Obamacare will not provide health insurance coverage for 100 percent of the population, Tatom said. But it is expected to provide coverage for an additional 20 million people over the next few years.

“That’s a pretty good-sized number,” he said.

As January draws near, key parts of the Affordable Care Act will begin to take shape, perhaps clearing up some of the uncertainty surrounding the 2,000-page law. Anyone without insurance will be required to purchase it. Government and private “exchanges” will offer various insurance plans. Some states will implement their own exchanges. Others, such as Indiana, will allow the federal government to operate their exchanges.

Some changes are already taking place.

“The big trend lately has been large employers establishing private health-care exchanges and moving their employees and/or retirees to the exchanges, rather than purchasing traditional employer-provided health insurance,” stated Terrie Troxel, former director of the Networks Financial Institute, in an email Thursday for this article. Networks Financial Institute, in the Scott College of Business at ISU, offers expertise in public policy and research in insurance along with other financial services.

“The advantage to the employees is that they get access to a larger selection of health insurance plans from competing insurers,” he wrote. “For the employer, it shifts the risk of higher costs to the insurers and/or the employees/retirees depending on the amount of funding provided by the employer.”

HSAs and Obamacare

One big question for the future of health insurance in America concerns the future of health savings accounts, Tatom said. Obamacare is designed to reduce these types of policies by removing their tax incentives, he said. But many employers have recently launched new programs that, in practice, function much like HSAs, he said.

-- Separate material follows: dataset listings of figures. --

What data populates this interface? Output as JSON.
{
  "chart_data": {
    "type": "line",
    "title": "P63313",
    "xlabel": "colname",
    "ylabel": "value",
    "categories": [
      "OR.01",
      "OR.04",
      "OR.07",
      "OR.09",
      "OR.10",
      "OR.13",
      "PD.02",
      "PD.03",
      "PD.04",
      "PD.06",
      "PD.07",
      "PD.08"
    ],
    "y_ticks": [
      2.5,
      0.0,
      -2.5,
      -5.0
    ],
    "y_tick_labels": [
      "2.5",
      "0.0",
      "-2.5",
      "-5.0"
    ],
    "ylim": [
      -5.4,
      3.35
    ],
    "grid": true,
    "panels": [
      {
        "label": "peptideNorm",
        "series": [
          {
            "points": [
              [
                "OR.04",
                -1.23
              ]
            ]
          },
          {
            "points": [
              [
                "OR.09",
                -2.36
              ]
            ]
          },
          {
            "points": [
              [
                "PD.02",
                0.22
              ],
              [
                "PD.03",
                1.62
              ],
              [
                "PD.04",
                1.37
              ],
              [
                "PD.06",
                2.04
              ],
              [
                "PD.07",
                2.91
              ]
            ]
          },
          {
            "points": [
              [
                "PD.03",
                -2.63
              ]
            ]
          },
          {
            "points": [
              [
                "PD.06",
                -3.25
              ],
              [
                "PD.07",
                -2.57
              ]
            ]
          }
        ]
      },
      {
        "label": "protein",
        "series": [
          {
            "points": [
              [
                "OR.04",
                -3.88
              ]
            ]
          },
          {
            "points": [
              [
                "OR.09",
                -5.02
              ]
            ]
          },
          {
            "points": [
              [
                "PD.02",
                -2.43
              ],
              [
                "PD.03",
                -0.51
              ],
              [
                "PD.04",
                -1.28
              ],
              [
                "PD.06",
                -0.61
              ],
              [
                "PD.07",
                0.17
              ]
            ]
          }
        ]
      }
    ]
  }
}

Walgreens, Sears Holding and Darden Restaurants are a few big employers that  recently have opted to give their employees cash to allow them to shop for their own health insurance coverage, Tatom noted. This allows employers to take uncertainty out of their health-care costs and, to some degree, could make the health insurance market more competitive, he said.

But health insurance costs can only fall so much. Obamacare requires coverage for more health-care services than before, leading many people to expect higher premiums.

Consumers “won’t be able to choose too cheap of a policy because they have to buy some benefits that they didn’t have to buy earlier,” Tatom said. Obamacare mandates more preventive-care coverage, for example, he noted.

“The question about future costs under [the ACA] is difficult to answer because so much depends on participation rates, availability of health-care providers and so forth,” Troxel wrote. “So a lot of variables are yet to be known.”

Young adults covered

Another big change resulting from Obamacare that shows up in the Census data involves Americans ages 19 to 25. The Affordable Care Act allows people up to age 26 to remain on their parents’ insurance policies. As a result, the percentage of 19- to 25-year-olds without insurance dropped to 27.2 percent in 2012, after reaching nearly 30 percent two years before.

“That makes a lot of sense,” Skinner said.

The number of people younger than 18 without insurance also declined in 2012, Skinner noted. That may be a result of Medicaid expansion in some states. It also could be a result of the improving unemployment situation, as newly hired adults add their children to their workplace policies, he said.

Asked whether private insurance coverage will drop dramatically under Obamacare, Skinner said the National Center for Children in Poverty doesn’t believe so.

“We really don’t anticipate that,” he said. “We think [the Affordable Care Act] is really just going to be picking up folks that are uninsured.”